Furthermore, we can observe that for Brazilian State and all society, Quilombolas areas are easier to identify as a Black community than the Black people who live in others areas, like Metropolitan Regions, big cities or even in the rural Black area where they don’t identify themselves as Quilombola. The fact is that in the Quilombo Remainder Communities there is a strong identifying form, in an anthropologic sense, among the people that live there. Meanwhile, for others Black groups already integrated into Brazilian society in cultural terms, it is more complex to develop specific policies for them, including because of White middle class resistance. In others words, the challenge is how to promote specific policies for the Black Brazilian population without considering them a separate group inside Brazilian society?
Nevertheless, we believe that in Brazil, our institutional arrangements reflect a notable advancement in terms of the promotion of racial equality policies. Beyond the policies already commented upon, I should also mention the dissemination of the Brazilian databases that permit the disaggregation of information on race or colour, the continuance of the Cultural Palmares Foundation and the relatively newly created SEPPIR. These policies and experiences should be studied with great attention by the UN Working Group of Experts and can constitute important material for collective reflection and, maybe, recommendations to other countries of the United Nation systems in the realm of racial or ethnic relations.
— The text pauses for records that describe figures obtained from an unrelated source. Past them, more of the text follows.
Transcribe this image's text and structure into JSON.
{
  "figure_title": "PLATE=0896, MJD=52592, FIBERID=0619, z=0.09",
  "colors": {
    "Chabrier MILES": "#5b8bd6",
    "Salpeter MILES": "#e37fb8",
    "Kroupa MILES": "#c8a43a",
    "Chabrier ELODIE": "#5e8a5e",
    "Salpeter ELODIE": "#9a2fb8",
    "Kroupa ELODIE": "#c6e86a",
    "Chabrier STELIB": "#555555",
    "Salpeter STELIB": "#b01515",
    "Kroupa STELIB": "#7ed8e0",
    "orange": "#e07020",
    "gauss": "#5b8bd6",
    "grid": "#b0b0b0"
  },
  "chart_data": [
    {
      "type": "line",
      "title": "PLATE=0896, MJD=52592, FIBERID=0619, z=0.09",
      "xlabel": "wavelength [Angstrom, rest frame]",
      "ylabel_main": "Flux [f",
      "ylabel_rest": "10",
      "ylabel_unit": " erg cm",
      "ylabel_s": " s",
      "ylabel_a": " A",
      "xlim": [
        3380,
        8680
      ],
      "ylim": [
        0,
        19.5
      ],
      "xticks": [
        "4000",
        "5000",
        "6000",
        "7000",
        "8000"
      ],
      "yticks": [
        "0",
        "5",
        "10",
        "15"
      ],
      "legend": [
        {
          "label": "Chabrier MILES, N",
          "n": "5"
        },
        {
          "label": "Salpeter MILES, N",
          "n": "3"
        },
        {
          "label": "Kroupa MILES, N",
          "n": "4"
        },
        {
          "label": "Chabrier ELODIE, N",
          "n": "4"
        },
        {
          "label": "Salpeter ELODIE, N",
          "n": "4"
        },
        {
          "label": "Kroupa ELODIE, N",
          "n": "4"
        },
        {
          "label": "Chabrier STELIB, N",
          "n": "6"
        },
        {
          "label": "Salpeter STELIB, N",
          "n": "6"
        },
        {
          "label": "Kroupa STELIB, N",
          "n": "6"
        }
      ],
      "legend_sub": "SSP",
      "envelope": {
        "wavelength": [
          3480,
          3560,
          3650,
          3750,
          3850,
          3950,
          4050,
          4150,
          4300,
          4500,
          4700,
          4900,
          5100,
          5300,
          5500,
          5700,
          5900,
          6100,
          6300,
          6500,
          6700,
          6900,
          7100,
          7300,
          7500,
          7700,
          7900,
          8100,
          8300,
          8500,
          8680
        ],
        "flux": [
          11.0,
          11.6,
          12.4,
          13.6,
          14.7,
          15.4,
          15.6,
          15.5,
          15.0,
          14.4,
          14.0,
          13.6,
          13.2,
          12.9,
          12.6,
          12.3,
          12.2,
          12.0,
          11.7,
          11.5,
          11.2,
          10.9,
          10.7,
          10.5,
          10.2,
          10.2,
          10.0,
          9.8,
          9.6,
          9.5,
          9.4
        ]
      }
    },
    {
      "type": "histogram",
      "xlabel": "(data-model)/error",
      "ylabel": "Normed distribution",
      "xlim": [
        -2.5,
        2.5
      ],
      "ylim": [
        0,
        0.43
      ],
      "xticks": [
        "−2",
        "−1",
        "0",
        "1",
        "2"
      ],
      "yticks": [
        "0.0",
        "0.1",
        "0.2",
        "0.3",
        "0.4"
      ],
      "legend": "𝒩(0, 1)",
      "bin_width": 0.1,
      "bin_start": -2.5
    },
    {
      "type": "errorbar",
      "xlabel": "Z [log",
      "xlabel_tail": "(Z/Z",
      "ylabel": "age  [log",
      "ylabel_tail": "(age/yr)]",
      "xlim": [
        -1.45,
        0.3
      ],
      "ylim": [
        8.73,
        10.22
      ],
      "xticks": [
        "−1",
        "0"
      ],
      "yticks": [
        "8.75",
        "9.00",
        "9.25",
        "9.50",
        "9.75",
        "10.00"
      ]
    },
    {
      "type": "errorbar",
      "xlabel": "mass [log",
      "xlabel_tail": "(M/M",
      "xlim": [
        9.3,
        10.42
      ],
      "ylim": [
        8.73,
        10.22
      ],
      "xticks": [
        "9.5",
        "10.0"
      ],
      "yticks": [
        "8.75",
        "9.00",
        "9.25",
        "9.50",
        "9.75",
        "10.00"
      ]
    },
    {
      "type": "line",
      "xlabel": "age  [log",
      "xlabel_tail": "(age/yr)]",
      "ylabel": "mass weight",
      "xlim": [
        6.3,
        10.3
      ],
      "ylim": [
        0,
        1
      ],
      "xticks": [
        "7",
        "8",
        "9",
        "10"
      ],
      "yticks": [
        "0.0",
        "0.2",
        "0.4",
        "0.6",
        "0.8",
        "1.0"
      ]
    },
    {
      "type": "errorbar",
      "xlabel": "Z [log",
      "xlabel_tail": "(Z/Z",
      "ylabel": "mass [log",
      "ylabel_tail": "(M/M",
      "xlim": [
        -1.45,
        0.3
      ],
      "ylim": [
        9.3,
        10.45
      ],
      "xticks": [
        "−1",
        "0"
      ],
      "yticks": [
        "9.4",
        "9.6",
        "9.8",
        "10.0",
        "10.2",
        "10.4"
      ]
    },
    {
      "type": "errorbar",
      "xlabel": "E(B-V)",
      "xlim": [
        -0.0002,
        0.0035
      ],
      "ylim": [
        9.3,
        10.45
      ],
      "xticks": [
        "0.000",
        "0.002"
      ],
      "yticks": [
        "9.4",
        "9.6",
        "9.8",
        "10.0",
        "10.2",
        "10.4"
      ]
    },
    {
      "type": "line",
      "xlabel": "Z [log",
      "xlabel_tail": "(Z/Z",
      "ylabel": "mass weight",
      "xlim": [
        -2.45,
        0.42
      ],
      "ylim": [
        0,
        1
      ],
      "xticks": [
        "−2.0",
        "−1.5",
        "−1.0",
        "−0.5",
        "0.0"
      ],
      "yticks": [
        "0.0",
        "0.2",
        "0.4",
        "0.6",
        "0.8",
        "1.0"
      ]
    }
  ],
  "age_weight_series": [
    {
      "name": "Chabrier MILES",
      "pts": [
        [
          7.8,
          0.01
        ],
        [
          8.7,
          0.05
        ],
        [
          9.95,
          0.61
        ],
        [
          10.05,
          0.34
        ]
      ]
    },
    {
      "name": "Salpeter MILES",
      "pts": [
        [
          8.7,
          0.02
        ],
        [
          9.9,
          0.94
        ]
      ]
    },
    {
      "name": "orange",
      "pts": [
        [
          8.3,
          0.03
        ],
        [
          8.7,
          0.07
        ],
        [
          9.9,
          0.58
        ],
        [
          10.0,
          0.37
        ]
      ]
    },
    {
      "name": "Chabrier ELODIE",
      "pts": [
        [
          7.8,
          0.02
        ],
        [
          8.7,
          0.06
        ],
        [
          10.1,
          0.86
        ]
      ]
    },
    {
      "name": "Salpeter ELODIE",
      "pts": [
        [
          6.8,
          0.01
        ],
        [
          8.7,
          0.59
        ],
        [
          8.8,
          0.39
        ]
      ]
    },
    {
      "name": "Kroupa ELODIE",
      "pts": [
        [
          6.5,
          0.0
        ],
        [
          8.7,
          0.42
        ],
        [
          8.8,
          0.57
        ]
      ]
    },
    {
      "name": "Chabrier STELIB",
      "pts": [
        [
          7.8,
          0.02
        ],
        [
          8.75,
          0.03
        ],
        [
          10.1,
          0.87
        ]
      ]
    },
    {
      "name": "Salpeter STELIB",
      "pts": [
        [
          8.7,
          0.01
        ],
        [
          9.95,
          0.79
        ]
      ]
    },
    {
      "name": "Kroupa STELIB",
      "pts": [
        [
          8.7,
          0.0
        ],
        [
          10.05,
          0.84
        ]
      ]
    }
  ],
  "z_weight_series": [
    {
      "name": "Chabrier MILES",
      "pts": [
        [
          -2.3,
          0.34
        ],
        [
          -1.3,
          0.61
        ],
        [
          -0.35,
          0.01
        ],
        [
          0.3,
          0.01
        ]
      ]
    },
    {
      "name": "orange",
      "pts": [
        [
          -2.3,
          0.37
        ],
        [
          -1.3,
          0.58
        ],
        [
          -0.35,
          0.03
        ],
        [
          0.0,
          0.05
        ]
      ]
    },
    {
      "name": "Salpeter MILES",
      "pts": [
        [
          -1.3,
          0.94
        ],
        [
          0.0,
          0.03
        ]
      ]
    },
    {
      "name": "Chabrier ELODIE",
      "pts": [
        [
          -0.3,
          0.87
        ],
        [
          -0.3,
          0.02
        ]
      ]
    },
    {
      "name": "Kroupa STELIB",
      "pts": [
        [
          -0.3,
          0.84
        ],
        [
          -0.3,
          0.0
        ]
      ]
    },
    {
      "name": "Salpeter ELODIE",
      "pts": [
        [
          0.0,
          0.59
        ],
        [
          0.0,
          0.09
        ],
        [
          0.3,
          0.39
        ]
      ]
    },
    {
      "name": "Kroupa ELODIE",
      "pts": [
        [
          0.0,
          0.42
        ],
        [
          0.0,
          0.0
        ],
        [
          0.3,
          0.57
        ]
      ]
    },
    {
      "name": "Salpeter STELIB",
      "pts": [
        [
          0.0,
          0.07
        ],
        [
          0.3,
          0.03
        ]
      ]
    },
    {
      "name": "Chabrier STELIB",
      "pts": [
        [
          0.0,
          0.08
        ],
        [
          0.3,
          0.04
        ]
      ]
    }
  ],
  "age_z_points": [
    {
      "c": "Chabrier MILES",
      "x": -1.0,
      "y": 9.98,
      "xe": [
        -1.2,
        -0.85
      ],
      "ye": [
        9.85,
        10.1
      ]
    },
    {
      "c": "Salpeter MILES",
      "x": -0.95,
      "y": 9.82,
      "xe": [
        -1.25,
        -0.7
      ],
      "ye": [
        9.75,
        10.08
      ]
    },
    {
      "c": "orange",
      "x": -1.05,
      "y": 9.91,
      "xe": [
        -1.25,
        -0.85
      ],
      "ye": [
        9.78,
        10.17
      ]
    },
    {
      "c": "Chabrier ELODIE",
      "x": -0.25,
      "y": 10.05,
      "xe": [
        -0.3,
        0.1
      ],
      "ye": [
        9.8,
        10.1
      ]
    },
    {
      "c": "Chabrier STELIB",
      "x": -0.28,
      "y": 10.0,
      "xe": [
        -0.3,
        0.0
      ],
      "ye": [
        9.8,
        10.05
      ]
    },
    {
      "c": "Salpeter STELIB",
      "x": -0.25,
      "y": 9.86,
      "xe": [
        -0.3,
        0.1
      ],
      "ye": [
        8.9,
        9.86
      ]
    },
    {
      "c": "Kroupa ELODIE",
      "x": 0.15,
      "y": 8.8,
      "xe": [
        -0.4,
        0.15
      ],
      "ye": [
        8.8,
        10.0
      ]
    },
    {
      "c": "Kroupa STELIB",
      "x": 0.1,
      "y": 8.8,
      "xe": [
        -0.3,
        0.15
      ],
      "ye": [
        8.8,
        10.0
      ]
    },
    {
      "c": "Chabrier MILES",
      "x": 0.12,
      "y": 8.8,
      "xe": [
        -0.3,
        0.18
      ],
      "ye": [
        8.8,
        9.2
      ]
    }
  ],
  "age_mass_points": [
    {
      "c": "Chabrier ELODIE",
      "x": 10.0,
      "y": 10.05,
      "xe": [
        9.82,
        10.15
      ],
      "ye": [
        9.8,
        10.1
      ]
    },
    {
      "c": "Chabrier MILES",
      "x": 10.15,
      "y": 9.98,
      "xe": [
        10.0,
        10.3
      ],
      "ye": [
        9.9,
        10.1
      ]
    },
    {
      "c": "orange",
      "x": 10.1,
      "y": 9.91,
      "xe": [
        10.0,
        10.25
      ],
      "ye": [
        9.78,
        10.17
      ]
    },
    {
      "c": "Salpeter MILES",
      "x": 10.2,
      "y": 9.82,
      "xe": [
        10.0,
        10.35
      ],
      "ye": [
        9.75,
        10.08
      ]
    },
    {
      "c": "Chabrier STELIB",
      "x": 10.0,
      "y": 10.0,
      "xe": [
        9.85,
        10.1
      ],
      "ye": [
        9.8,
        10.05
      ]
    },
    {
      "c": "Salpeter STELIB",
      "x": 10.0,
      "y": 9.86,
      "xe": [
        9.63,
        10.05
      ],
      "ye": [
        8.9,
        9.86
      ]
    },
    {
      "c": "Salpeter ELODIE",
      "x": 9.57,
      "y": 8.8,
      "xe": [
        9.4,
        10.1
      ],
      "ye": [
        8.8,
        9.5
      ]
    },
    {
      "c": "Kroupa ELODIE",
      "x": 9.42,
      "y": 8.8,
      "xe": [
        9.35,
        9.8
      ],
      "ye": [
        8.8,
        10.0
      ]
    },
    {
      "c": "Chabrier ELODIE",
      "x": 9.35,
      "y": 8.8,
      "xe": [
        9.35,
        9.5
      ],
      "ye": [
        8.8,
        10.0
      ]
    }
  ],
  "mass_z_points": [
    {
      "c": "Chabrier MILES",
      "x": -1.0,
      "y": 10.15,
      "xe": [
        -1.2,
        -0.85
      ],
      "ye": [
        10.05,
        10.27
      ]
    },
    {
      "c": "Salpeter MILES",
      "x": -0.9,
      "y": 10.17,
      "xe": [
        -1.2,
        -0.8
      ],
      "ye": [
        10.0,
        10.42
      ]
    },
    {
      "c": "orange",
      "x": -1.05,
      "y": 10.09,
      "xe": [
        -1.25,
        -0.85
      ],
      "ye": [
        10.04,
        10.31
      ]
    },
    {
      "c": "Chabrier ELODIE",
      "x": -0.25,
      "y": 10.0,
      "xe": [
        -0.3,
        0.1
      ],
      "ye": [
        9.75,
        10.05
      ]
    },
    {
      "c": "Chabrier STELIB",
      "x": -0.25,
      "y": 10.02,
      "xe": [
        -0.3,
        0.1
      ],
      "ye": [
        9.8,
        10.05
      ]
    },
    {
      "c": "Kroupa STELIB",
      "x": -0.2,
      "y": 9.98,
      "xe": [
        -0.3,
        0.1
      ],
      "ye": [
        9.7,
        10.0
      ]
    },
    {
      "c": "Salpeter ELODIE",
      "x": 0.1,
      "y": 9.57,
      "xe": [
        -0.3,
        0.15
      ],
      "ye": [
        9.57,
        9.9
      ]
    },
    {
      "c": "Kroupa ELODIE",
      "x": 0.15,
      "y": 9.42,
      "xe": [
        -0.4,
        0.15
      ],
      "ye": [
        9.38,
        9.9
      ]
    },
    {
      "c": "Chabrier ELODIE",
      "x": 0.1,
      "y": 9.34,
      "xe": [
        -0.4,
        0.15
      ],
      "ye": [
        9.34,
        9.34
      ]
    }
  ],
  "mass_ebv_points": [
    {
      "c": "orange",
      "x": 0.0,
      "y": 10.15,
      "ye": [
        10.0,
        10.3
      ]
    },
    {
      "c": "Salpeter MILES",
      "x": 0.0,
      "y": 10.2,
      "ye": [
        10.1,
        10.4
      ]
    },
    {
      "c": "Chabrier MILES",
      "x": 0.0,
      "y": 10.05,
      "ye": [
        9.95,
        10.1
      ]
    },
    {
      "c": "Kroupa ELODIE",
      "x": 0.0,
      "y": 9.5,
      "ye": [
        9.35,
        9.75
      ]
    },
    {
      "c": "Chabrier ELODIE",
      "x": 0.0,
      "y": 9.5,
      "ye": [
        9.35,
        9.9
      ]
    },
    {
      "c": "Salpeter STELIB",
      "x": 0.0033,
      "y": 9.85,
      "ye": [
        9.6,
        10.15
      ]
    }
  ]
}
1 Professor of Federal University of Rio de Janeiro (UFRJ). . General Coordinator of LAESER (Laboratory of Analysis of Race Relations on Economic, Historical, Social and Statistics Issues – I express my thanks to Mr Richard Clark for your attempt revision of the final version of this article.

2 Caó corresponding a nickname of Carlos Alberto Oliveira, Brazilian parliament that proposed this law, in its actual format, it in the new Brazilian Penal Code.

3 The source of all this section is: “Políticas Sociais: acompanhamento e análise”, special edition (1995-2005) no 13, edited by IPEA (Economic Applied Research Institute, linked with Brazilian government).

Note: The opinions expressed in this paper are those of the author.